CG: For one part, it was quite difficult working for the people who is going to live on these spaces, because they are used to see one kind of architecture, and for them what we were designing looked so raw and unfinished. So we had a lot of interesting discussion about the values and priorities, about what was really important when we are doing architecture. Are spotlights more important than the heating system that gives us comfort, or not?

We are doing the necessary things to start living. Any of these decisions are aesthetical decisions, because anytime we were going to do something more aesthetic, it was more expensive, that we had to give it up. So at the end, I think the result really has this idea of a new aesthetic, but this is not based on the desire of the architect. It is totally a consequence. And we like it, even more.

HE: Almost like the outcome of these ethical decisions.
CG: Exactly. You also have the context where you understand that there are the people, the program, and the budget. Also the regulations in Barcelona were, coming from 70s, very strict. So we had to be creative and find new paths to bend regulations. And there are also the aesthetic and environmental considerations, and so on.

HE: Who is doing the construction work?
CG: The main part is done by professionals. To reduce the price, the cooperative has a project manager and they contract directly these professionals. That requires a huge management. When it was possible, some tasks had been done by members of the cooperative. Once per months on Saturdays, people get together to work on different kinds of things. It is nice because you have a different relation with the construction, and you see things differently if you had done something for it. We can’t finish the whole project with the initial budget. The idea was to finish the flats first, and then start living there as soon as possible, and then start building the communal areas. It is interesting to see how people is going to appropriate of the space, the common and the private. It is a kind of open infrastructure that is going to be changing a lot. We decided not to define how the people will live, so we really avoided this kind of plan where you see certain spaces dedicated to bedrooms or living rooms directly and strictly—so strictly that you can’t even put the sofa in a different way. In the society there are structures that affect our living dynamics a lot, and we have to break them. And also our conviviality commission has shown examples from Copenhagen, where gender relation with housework is changing with the cooperatives. How can infrastructures change the dynamics between genders, or kids, or everything? I consider these discussions more interesting than construction itself.

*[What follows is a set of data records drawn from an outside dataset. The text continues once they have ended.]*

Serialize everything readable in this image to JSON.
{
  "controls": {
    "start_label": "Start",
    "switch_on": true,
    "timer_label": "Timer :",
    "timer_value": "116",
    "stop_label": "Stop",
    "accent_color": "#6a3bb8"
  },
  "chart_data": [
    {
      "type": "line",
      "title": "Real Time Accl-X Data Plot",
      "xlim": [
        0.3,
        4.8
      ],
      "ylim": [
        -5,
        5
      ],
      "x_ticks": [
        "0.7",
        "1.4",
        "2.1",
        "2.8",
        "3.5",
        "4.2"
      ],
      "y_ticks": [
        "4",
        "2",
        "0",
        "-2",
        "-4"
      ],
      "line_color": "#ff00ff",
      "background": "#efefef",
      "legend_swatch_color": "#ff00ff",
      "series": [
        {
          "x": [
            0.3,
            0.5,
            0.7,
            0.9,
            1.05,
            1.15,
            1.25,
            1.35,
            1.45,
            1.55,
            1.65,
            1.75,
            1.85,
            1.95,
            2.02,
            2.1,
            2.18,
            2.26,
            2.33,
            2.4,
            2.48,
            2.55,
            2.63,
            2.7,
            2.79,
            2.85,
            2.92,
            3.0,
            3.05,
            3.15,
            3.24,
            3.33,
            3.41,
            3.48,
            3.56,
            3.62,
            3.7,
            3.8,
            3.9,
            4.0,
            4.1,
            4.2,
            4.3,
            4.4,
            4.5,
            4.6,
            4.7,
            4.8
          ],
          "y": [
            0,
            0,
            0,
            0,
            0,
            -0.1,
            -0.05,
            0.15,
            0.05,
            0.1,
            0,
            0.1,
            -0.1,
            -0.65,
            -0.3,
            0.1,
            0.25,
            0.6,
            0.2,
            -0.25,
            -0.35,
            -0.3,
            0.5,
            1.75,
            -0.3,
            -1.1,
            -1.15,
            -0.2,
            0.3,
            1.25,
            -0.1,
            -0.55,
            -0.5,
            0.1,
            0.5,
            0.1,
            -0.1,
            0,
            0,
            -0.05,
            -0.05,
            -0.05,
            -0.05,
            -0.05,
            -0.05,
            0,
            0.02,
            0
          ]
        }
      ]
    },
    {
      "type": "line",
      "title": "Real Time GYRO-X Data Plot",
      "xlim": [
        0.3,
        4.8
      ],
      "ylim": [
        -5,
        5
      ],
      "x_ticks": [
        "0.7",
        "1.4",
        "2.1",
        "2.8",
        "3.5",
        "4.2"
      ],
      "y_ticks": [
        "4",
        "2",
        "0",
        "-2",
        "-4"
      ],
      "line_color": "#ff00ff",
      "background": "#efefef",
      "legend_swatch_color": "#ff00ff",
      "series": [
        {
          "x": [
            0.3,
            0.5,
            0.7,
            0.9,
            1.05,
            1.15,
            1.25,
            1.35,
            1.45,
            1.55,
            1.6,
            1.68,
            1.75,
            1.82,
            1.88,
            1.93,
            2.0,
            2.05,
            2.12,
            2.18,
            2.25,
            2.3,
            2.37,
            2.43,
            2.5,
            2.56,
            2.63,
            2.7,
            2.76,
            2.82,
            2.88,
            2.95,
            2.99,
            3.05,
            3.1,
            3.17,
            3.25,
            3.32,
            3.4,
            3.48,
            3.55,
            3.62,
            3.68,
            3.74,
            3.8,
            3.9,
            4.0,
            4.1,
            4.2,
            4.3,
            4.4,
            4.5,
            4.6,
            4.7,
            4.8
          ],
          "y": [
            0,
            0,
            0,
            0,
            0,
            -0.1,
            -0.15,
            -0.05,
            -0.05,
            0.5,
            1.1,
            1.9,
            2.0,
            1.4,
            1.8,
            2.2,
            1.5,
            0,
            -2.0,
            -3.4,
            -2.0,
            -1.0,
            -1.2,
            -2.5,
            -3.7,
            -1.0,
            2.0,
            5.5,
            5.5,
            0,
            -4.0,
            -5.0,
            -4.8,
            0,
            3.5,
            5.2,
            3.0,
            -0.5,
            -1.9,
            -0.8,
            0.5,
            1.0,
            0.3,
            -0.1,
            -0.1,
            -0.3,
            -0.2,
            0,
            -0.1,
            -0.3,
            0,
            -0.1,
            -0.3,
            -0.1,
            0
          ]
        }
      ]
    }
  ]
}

HE: I think when you have minimum space which is your own, and a bigger communal space, then you also need to question what you own, because you can’t fill your minimum space with trash. I think these kinds of co-living projects also propose a kind of dispossession. Generally dispossession is a negative thing, but in these projects it is positive, since you don’t have to own everything, you don’t need to have too much for your own.
CG: Yes, exactly. It is an opportunity to redefine the life from different perspectives and possession is one of them. Actually, it is the essence of the project, the culture of property. Following the same idea of collective areas, we don't need 28 guest rooms, and we don’t need to buy everything because you can just use that item once a week from another resident. We designed spaces like a storage room at each floor where you can leave and share the vacuum cleaner, shopping cart... As the 40% of the units of La Borda are one-person-units, and this is a reflection of how the society is atomizing. All this discussions are even more important. If you are alone in a flat without any kind of community around, you are forced to buy and have everything. So it is interesting to see how this project gives an option to share in different levels and how our daily life is going to change.